July 7th - September 3rd, 2017
“Between ourselves and our own consciousness a veil is interposed: a veil that is dense and opaque for the common herd,—thin, almost transparent, for the artist and the poet. What fairy wove that veil? Was it done in malice or in friendliness?”
–Henri Bergson, Laughter, ”What is the Object of Art?”
Another Place - For some it’s a simple riff on a private moment in time, for others it involves the creation of entirely new worlds full of imagined beings and hyperreal landscapes. These otherworldly escapes offer us repose from the daily grind, glimpses into darker territory that is best viewed through the lens of fantasy and can shed light on infinite unknowable energy in the universe.
This exhibition celebrates artists who bend and reshape reality into new forms. Their work pushes deep into subconscious psychological terrain and explores a surreal, visionary twist on the world around them. Figures are discernible yet have an abstract, mystical air; unconscious dreams and thoughts are unleashed to create narratives that are highly personal but somehow still universal in scope; and through their minds’ eyes we are offered a glimpse into previously unknown realms dedicated to both the light and dark aspects of humanity.
Hawkins Bolden, Kyle Breitenbach, Austin English, Inka Essenhigh, Kristy Luck, Alice Mackler, Kevin McNamee-Tweed, Nick Payne, Sandra Osip, Charlie Roberts, Joe Roberts and Bryan McGovern Wilson
Hawkins Bolden (1914-2005) was a self-taught artist from Memphis, TN who was blinded at the age of seven following a serious baseball accident. Later in life, he began obsessively constructing tall totem and mask-like scarecrows out of discarded materials, litter, and other debris found in the alleyways and field surrounding his home to protect his small backyard garden.

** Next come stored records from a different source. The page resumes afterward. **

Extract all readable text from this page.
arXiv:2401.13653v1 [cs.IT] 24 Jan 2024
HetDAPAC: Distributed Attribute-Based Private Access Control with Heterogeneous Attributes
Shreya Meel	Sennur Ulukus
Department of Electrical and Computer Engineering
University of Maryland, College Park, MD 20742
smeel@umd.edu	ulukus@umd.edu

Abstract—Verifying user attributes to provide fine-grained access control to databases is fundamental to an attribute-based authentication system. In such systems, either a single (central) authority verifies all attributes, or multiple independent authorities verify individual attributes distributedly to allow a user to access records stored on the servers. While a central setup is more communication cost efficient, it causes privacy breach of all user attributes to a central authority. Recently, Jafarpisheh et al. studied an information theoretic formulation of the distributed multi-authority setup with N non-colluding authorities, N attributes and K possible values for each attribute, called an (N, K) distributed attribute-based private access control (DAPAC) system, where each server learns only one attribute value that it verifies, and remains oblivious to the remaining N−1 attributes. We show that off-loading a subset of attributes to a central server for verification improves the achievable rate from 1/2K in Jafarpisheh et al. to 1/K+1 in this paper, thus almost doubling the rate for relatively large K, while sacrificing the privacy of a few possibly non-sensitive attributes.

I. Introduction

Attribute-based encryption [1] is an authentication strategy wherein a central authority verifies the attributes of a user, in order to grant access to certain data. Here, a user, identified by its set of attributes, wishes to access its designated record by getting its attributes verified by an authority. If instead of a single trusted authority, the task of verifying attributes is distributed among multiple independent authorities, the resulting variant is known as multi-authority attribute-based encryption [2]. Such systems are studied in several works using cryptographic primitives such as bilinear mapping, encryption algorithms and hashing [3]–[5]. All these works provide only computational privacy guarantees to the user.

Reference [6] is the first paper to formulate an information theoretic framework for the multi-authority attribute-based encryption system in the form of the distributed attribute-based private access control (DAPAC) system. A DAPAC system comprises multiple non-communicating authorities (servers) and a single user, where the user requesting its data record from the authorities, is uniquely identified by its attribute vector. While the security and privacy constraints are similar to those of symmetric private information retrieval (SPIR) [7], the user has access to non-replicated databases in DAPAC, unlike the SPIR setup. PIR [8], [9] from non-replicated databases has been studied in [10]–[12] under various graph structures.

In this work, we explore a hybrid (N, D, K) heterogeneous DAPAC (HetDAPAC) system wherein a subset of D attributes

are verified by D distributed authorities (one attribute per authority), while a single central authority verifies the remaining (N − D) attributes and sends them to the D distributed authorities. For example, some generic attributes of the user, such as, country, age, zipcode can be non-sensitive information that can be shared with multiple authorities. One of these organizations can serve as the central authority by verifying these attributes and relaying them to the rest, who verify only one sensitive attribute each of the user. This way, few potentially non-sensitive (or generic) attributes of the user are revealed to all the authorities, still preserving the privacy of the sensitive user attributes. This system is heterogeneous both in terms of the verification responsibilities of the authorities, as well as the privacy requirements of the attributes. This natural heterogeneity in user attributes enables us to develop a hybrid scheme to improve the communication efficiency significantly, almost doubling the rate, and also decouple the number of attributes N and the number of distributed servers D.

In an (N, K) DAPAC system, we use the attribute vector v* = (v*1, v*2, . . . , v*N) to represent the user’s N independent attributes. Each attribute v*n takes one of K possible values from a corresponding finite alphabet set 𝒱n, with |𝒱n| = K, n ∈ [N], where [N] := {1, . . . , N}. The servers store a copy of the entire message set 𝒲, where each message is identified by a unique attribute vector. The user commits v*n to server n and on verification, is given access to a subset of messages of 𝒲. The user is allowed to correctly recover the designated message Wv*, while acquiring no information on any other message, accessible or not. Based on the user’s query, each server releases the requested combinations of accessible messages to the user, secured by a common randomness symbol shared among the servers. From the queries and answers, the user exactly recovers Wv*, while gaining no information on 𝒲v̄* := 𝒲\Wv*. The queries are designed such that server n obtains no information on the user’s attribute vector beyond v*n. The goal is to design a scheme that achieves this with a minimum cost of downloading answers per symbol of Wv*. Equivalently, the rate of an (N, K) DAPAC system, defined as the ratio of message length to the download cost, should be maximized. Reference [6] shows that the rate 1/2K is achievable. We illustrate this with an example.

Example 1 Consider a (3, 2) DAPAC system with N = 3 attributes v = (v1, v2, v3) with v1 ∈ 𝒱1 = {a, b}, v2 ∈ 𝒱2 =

Brooklyn-based artist, Kyle Breitenbach, transforms simple scenes and portraits into sublime, highly personalized statements about the human condition. His canvases and drawings reference another time and place, both in subject matter and use of materials, but still manage to feel current and of the moment.
Austin English, who lives and works in Brooklyn, NY creates quirky narrative scenes and abstract art cartoons which reinvent conventional notions of comic-style storytelling through their use of coarse painterly outlines, an extremely raw approach to color and form, and nonsensical interactions between his strange characters.
Dreamlike figures, lush backdrops, invented plant forms and abstract shapes mimicking everyday items seamlessly intermingle in Inka Essenhigh's paintings creating surreal, visceral images that draw us in but also impart a sense of potential chaos.
LA artist, Kristy Luck, employs hyper-bright oil pigments tempered with wax to construct soft, friendly shapes in her paintings, inferring blurred landscapes and disembodied body parts. Her ethereal work imparts a sense of calm while still alluding to a wide range of moods and emotions.
The playful and often bizarre earthenware sculptures created by Alice Mackler, an artist who has been active since the 1950s, portray the female figure in somewhat classical poses; however, these ceramic forms have been massively simplified and reduced to the point of referencing a child’s conception of the human form.
Kevin McNamee-Tweed creates raw, almost painterly monoprints of subjects sourced from his travels, life in Texas and personal histories that have been minced with colloquial and art-historical imagery. McNamee-Tweed’s printed scenes exude a comedic universality, where cliche and grandiosity are revered and mined for genuine, visceral beauty.
Brooklyn artist, Sandra Osip, creates mixed media sculptures reminiscent of modern-day dystopian wastelands such as old-school Detroit and the catastrophic destruction in Aleppo. Her three-dimensional assemblages act as a political call to arms and also express the beauty and poignant nostalgia of decay.
An undeniably charming combination of humor, strangeness, and unease exists in the world of Nick Payne. His anamorphic, and somewhat haunted, pastel drawings blur the line between dream and nightmare by focusing on depictions of relatable but utterly disconcerting figures and creatures.
Charlie Roberts's fluid pop style incorporates hip hop, cell phone worship, sports and just about everything else into paintings that breathe with life and energy, and which skirt feeling like cartoons through deft brushwork. His figures appear to slither and contain no bones as they puff on cigarettes, lounge in bed and twist themselves together.
Joe Roberts goes by the moniker @lsdworldpeace on Instagram, and this tagline perfectly summarizes his psychedelic paintings of utopian landscapes featuring cats basking in alien sunsets, forests humming with rows of tweaked-out happy faces and Scream masks, and picnics in the park with sandwiches full of magic mushrooms.